この環境じゃ、単純にエマを攫う形でも仲間として引き込むことは可能だろう。
だが……それだけだと不十分だ。
予め、魔族としての正体が露見しても離れないだけの忠誠を得ておきたい。
素直で誠実とあってはなおさら、仕込みを先にしておく効果は高いはずだ。
「あ、あの……」
「ん? ああ、悪かったな」
「あなたの名前を聞いても、良いですか?」
「俺はファリス、冒険者だ。後ろにいるのが仲間のリフィスとキィリ」
「リフィスです。以後お見知りおきを」
「……あっ。

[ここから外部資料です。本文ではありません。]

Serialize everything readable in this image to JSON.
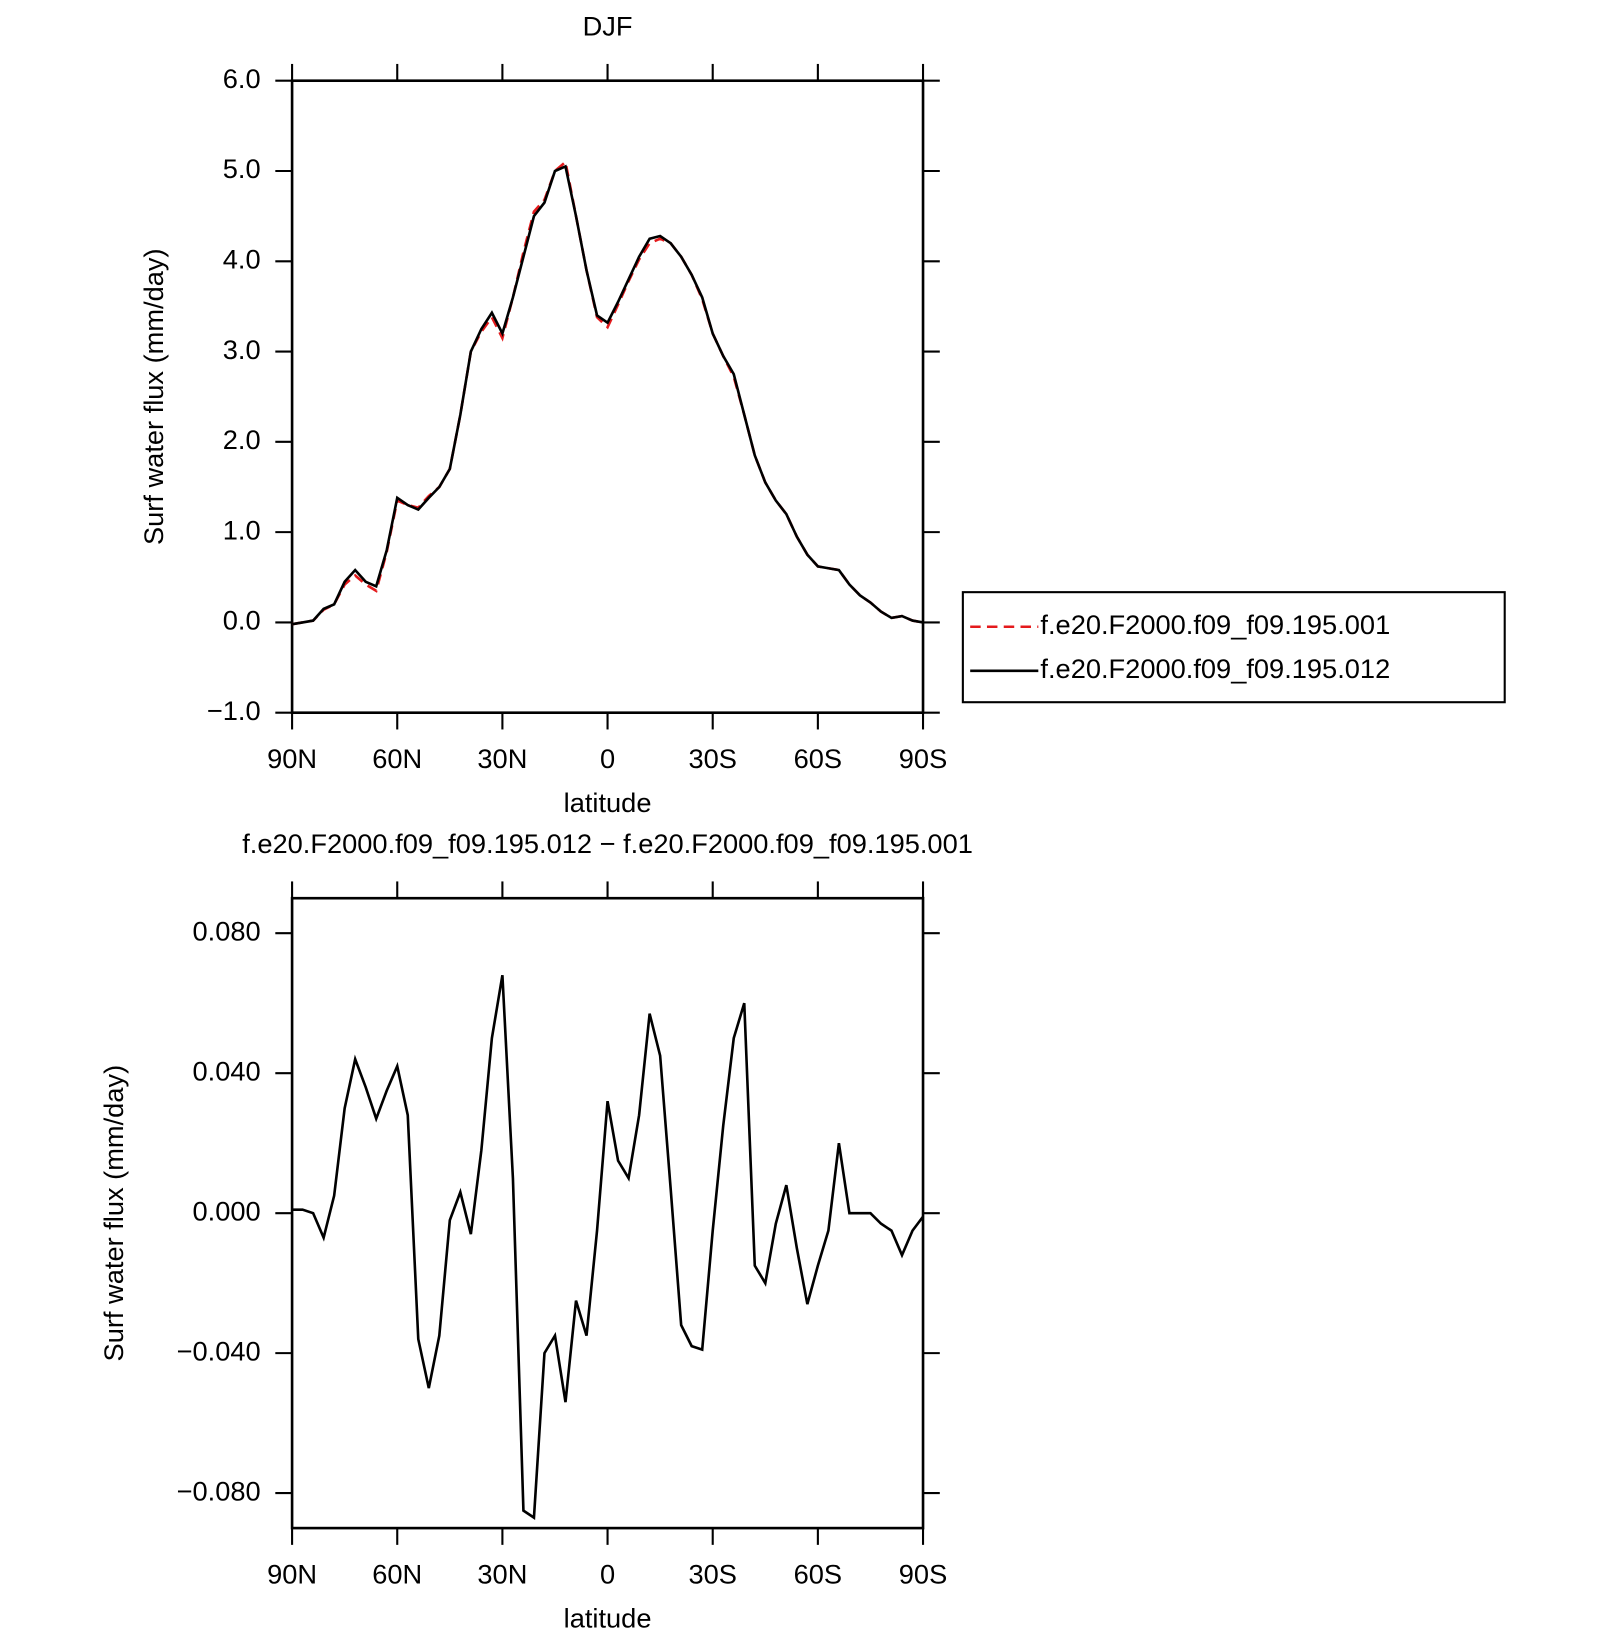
{
  "chart_data": [
    {
      "type": "line",
      "title": "DJF",
      "xlabel": "latitude",
      "ylabel": "Surf water flux (mm/day)",
      "x": [
        90,
        87,
        84,
        81,
        78,
        75,
        72,
        69,
        66,
        63,
        60,
        57,
        54,
        51,
        48,
        45,
        42,
        39,
        36,
        33,
        30,
        27,
        24,
        21,
        18,
        15,
        12,
        9,
        6,
        3,
        0,
        -3,
        -6,
        -9,
        -12,
        -15,
        -18,
        -21,
        -24,
        -27,
        -30,
        -33,
        -36,
        -39,
        -42,
        -45,
        -48,
        -51,
        -54,
        -57,
        -60,
        -63,
        -66,
        -69,
        -72,
        -75,
        -78,
        -81,
        -84,
        -87,
        -90
      ],
      "series": [
        {
          "name": "f.e20.F2000.f09_f09.195.001",
          "color": "#e41a1c",
          "dash": true,
          "values": [
            -0.02,
            0.0,
            0.02,
            0.14,
            0.2,
            0.42,
            0.52,
            0.42,
            0.35,
            0.78,
            1.35,
            1.3,
            1.27,
            1.4,
            1.5,
            1.7,
            2.3,
            3.0,
            3.22,
            3.38,
            3.15,
            3.6,
            4.1,
            4.55,
            4.68,
            5.0,
            5.1,
            4.5,
            3.9,
            3.38,
            3.27,
            3.52,
            3.78,
            4.02,
            4.2,
            4.25,
            4.2,
            4.05,
            3.85,
            3.58,
            3.2,
            2.95,
            2.72,
            2.3,
            1.85,
            1.55,
            1.35,
            1.2,
            0.95,
            0.75,
            0.62,
            0.6,
            0.58,
            0.42,
            0.3,
            0.22,
            0.12,
            0.05,
            0.07,
            0.02,
            0.0
          ]
        },
        {
          "name": "f.e20.F2000.f09_f09.195.012",
          "color": "#000000",
          "dash": false,
          "values": [
            -0.02,
            0.0,
            0.02,
            0.15,
            0.2,
            0.45,
            0.58,
            0.45,
            0.4,
            0.8,
            1.38,
            1.3,
            1.25,
            1.38,
            1.5,
            1.7,
            2.3,
            3.0,
            3.25,
            3.43,
            3.2,
            3.6,
            4.05,
            4.5,
            4.65,
            5.0,
            5.05,
            4.5,
            3.9,
            3.4,
            3.32,
            3.55,
            3.8,
            4.05,
            4.25,
            4.28,
            4.2,
            4.05,
            3.85,
            3.6,
            3.2,
            2.95,
            2.75,
            2.3,
            1.85,
            1.55,
            1.35,
            1.2,
            0.95,
            0.75,
            0.62,
            0.6,
            0.58,
            0.42,
            0.3,
            0.22,
            0.12,
            0.05,
            0.07,
            0.02,
            0.0
          ]
        }
      ],
      "xlim": [
        90,
        -90
      ],
      "xticks": [
        {
          "value": 90,
          "label": "90N"
        },
        {
          "value": 60,
          "label": "60N"
        },
        {
          "value": 30,
          "label": "30N"
        },
        0,
        {
          "value": -30,
          "label": "30S"
        },
        {
          "value": -60,
          "label": "60S"
        },
        {
          "value": -90,
          "label": "90S"
        }
      ],
      "ylim": [
        -1,
        6
      ],
      "yticks": [
        {
          "value": -1,
          "label": "−1.0"
        },
        {
          "value": 0,
          "label": "0.0"
        },
        {
          "value": 1,
          "label": "1.0"
        },
        {
          "value": 2,
          "label": "2.0"
        },
        {
          "value": 3,
          "label": "3.0"
        },
        {
          "value": 4,
          "label": "4.0"
        },
        {
          "value": 5,
          "label": "5.0"
        },
        {
          "value": 6,
          "label": "6.0"
        }
      ],
      "legend": "right"
    },
    {
      "type": "line",
      "title": "f.e20.F2000.f09_f09.195.012 − f.e20.F2000.f09_f09.195.001",
      "xlabel": "latitude",
      "ylabel": "Surf water flux (mm/day)",
      "x": [
        90,
        87,
        84,
        81,
        78,
        75,
        72,
        69,
        66,
        63,
        60,
        57,
        54,
        51,
        48,
        45,
        42,
        39,
        36,
        33,
        30,
        27,
        24,
        21,
        18,
        15,
        12,
        9,
        6,
        3,
        0,
        -3,
        -6,
        -9,
        -12,
        -15,
        -18,
        -21,
        -24,
        -27,
        -30,
        -33,
        -36,
        -39,
        -42,
        -45,
        -48,
        -51,
        -54,
        -57,
        -60,
        -63,
        -66,
        -69,
        -72,
        -75,
        -78,
        -81,
        -84,
        -87,
        -90
      ],
      "series": [
        {
          "color": "#000000",
          "values": [
            0.001,
            0.001,
            0.0,
            -0.007,
            0.005,
            0.03,
            0.044,
            0.036,
            0.027,
            0.035,
            0.042,
            0.028,
            -0.036,
            -0.05,
            -0.035,
            -0.002,
            0.006,
            -0.006,
            0.018,
            0.05,
            0.068,
            0.01,
            -0.085,
            -0.087,
            -0.04,
            -0.035,
            -0.054,
            -0.025,
            -0.035,
            -0.005,
            0.032,
            0.015,
            0.01,
            0.028,
            0.057,
            0.045,
            0.007,
            -0.032,
            -0.038,
            -0.039,
            -0.005,
            0.025,
            0.05,
            0.06,
            -0.015,
            -0.02,
            -0.003,
            0.008,
            -0.01,
            -0.026,
            -0.015,
            -0.005,
            0.02,
            0.0,
            0.0,
            0.0,
            -0.003,
            -0.005,
            -0.012,
            -0.005,
            -0.001
          ]
        }
      ],
      "xlim": [
        90,
        -90
      ],
      "xticks": [
        {
          "value": 90,
          "label": "90N"
        },
        {
          "value": 60,
          "label": "60N"
        },
        {
          "value": 30,
          "label": "30N"
        },
        0,
        {
          "value": -30,
          "label": "30S"
        },
        {
          "value": -60,
          "label": "60S"
        },
        {
          "value": -90,
          "label": "90S"
        }
      ],
      "ylim": [
        -0.09,
        0.09
      ],
      "yticks": [
        {
          "value": -0.08,
          "label": "−0.080"
        },
        {
          "value": -0.04,
          "label": "−0.040"
        },
        {
          "value": 0,
          "label": "0.000"
        },
        {
          "value": 0.04,
          "label": "0.040"
        },
        {
          "value": 0.08,
          "label": "0.080"
        }
      ]
    }
  ]
}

どうも」
「その……ど、どうも」
顔に当てたままだった手をどけ、流れでそのまま自己紹介に移る。
リフィスが地味に値踏みする目を隠しきれてないな。
さりげなく移動して間に入る。
キィリはどうした? なんか気が抜けてたようだが。
人数が増えたせいか、エマが萎縮気味になっている。
けっこう気弱な感じなのか。
話を持っていく方向を少し間違えたか?
次の行動は……確かゲームじゃ、主人公はエマの境遇を気にする発言をしてたらしいな。
この寒い中薄着で震えていて、おまけに子供にも馬鹿にされているとなると、同じ疑問を抱くことに不自然さは無い。
ただ、その話題をどう切り出すかとなると……前世の知識でも参考にするか。
ソースは本の中っていう又聞きにも近い情報だが、普通に使えるだろ。
「寒いのか? これやるよ」
「え?」
着ていた上着をエマに被せる。
サイズは合ってないが、上着だし大きな問題にはなってない。
寧ろ良い具合に全身を覆ってて、防寒具としては十分その役割を果たせている。
「ふぁ、ファリスさん! そんな、悪いです!」
「ななな何をなさっているんですかファリス様!?」
「気にするな、俺が勝手に渡しただけだ。そしてリフィス、なんでお前まで狼狽えてる」
魔力の乱れが酷いな……これ、下手したら人化解けるんじゃないか?
一応、いつでも誤魔化せるように魔法の準備だけしておくか。
「こんなに寒いのに防寒具なんて脱いだら……!」
「それなんとなく着てたけどさ、俺は炎魔法得意だから元から必要ないんだよ。それにお前、やっぱり寒かったんだろ? なら大人しく受け取っとけ」
あ、遂にリフィスの人化が解けた。何故だ?
待機しておいた陽炎で即座に隠蔽する。
ともかく、流れは作れた。後は仕上げるだけだ。
「――っと、済まねぇな。仕事の邪魔だったか」
「そんな事は無いです!」
「うおっ!? ……そ、そうか。まあ時間喰っちまったのは事実だ。埋め合わせくらいしてやる」
思ったより強い即答に、不覚にもたじろがされる。
気弱な態度とは裏腹にメンタル面……芯は強いって事か。
とはいえこんな事でフラグを逃すわけにもいかない。
半ば強引に畑仕事に割り込む。
念の為、程度の意味合いではあるが、これでゲームでのイベント通りの行動はクリアした。
「……ファリス様の…………上着…………」
「…………」
なんか二人がぼんやり立ち尽くしてるのが気になる。
キィリはともかく、リフィスの方は後で話でも聞いておく必要があるな。
「あの、ファリスさん……」
「ん?」
「どうして、こんなに優しくしてくれるんですか?」
「別に、優しくした覚えは無ぇな。俺は自分のやりたいようにやってるだけだ」
「じゃあ、ファリスさんは優しい人なんですね」
「……っ、ははっ! そんなまさか!」
ゲームには無かった質問。
その答えに対する反応は予想もしなかったもので、堪えられなかった笑いが零れた。
こういうのを夢にも思わなかったって言うのか?
まさか俺が優しいなんて形容される日が来るとはな!
「本当の事を言うならな。エマ、お前を見込んでの事さ」
「え? それって……でも、そんな……!」
こんなに愉快なのはいつ以来だろうか。
興が乗ったからか、つい本音が出る。
ぼんやりしているリフィスに声をかけるのも忘れて、俺は存分に笑える場所を探しにその場を離れた。